Sur les tableaux de loge du 17ème et 18ème siècle, la corde à nœuds surmonte la partie céleste avec seulement deux lacs d’amour, deux entrelacs très lâches, représentations de l’unité divine dans la Création à travers l’Ancienne et la Nouvelle Loi, ce qui permet de les interpréter comme la représentation de la Synagogue et l’Église. Cela montre une conception pour laquelle «le judaïsme est la matrice qui a porté et fait naître le christianisme. C’est avec des catégories de pensée juives qu’il faut rendre compte de l’émergence de ce qui ne sera plus juif tout en prétendant l’être pleinement.» On appelle cela le judéo christianisme

On peut aussi dire que les lacs d’amour sont un symbole d’union, d’amour, de fraternité. Ils sont adoptés par la Franc-Maçonnerie au XVIIIe siècle et, à la même époque, par les compagnons tailleurs de pierre étrangers. Les compagnons de quelques autres métiers l’adoptent à leur tour au XIXe  siècle. Dans tous les cas, avec le même sens que celui de l’héraldique, c’est-à-dire comme symbole d’union et d’amour.

Si vous voulez vous essayer à réaliser un lac d’amour, prenez un bout de corde et conformez-vous au modèle ci-après.

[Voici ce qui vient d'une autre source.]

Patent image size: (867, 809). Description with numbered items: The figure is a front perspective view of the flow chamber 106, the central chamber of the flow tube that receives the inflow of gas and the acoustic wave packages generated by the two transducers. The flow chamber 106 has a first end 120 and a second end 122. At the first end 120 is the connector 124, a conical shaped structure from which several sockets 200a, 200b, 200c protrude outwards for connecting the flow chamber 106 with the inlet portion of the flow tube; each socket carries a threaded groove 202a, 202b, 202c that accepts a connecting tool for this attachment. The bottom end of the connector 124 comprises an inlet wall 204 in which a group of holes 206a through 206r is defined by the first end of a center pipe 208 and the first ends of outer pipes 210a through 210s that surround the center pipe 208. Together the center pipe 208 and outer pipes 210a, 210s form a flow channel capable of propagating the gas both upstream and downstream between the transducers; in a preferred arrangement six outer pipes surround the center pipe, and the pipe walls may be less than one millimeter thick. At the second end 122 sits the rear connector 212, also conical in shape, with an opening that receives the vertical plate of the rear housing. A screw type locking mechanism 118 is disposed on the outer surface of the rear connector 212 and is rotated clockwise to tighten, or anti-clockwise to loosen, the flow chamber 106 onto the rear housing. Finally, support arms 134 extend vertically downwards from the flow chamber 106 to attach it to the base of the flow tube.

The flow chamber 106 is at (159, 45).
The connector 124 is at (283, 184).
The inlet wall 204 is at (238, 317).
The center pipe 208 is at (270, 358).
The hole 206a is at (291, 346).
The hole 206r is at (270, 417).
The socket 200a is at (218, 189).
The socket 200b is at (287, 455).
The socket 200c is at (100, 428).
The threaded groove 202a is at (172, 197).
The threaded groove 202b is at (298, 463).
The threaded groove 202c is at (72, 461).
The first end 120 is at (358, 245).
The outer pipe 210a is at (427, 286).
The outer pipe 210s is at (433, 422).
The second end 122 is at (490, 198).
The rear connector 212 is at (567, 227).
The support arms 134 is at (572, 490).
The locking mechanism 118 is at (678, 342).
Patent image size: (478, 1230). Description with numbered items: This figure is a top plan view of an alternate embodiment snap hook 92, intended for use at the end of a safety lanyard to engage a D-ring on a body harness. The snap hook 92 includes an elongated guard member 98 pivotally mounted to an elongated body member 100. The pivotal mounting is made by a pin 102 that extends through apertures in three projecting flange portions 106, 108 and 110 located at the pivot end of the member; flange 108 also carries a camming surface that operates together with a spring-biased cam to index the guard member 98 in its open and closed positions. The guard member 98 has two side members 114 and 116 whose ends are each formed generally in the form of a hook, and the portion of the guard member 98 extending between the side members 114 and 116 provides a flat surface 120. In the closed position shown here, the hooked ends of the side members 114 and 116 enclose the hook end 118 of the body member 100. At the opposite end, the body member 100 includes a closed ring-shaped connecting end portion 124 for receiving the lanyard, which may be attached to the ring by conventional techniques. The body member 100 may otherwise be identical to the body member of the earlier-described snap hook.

À examiner la corde à nœuds maçonnique, on ne peut ignorer qu’elle se termine par des houppes, des glands effilochés. Contrairement aux cordes modernes en nylon dont on peut brûler les bouts pour l’arrêter, les cordes de chanvre utilisées par nos prédécesseurs ne pouvaient être terminées que par des glands effilochées, des houppes. On attribua à cette partie de corde détressée, tombant de chaque côté des colonnes J et B une signification symbolique que l’on appela des «houppes dentelées». À la malicieuse question de notre bien aimée sœur Annick Drogou, « En entrant dans la loge et la parcourant, en considérant un fil de la houppe de gauche, diriez-vous que ce fil est le même que celui que vous retrouveriez dans la houppe de droite? On serait tenté de répondre : oui, apparemment.
Et pourtant, il n’est plus le même ! Le fil a subi torsion, pour faire corde avec d’autres, il s’est relié dans des alternances de dessus/dessous en des points nodaux pour marquer les liens qui entravent, qui enchainent ou qui unissent et sous ce dernier aspect on les appelle des lacs d’amour, ce motif héraldique qui nous renvoie aux blasons de la veuve de Savoie et des dignitaires de l’Église. Le fil, qui a parcouru le mur sur lequel est posée la corde à nœuds, est donc, sous cet angle, la parabole d’une transformation de soi-même dans la relation aux autres renvoyant par analogie à la taille de la pierre.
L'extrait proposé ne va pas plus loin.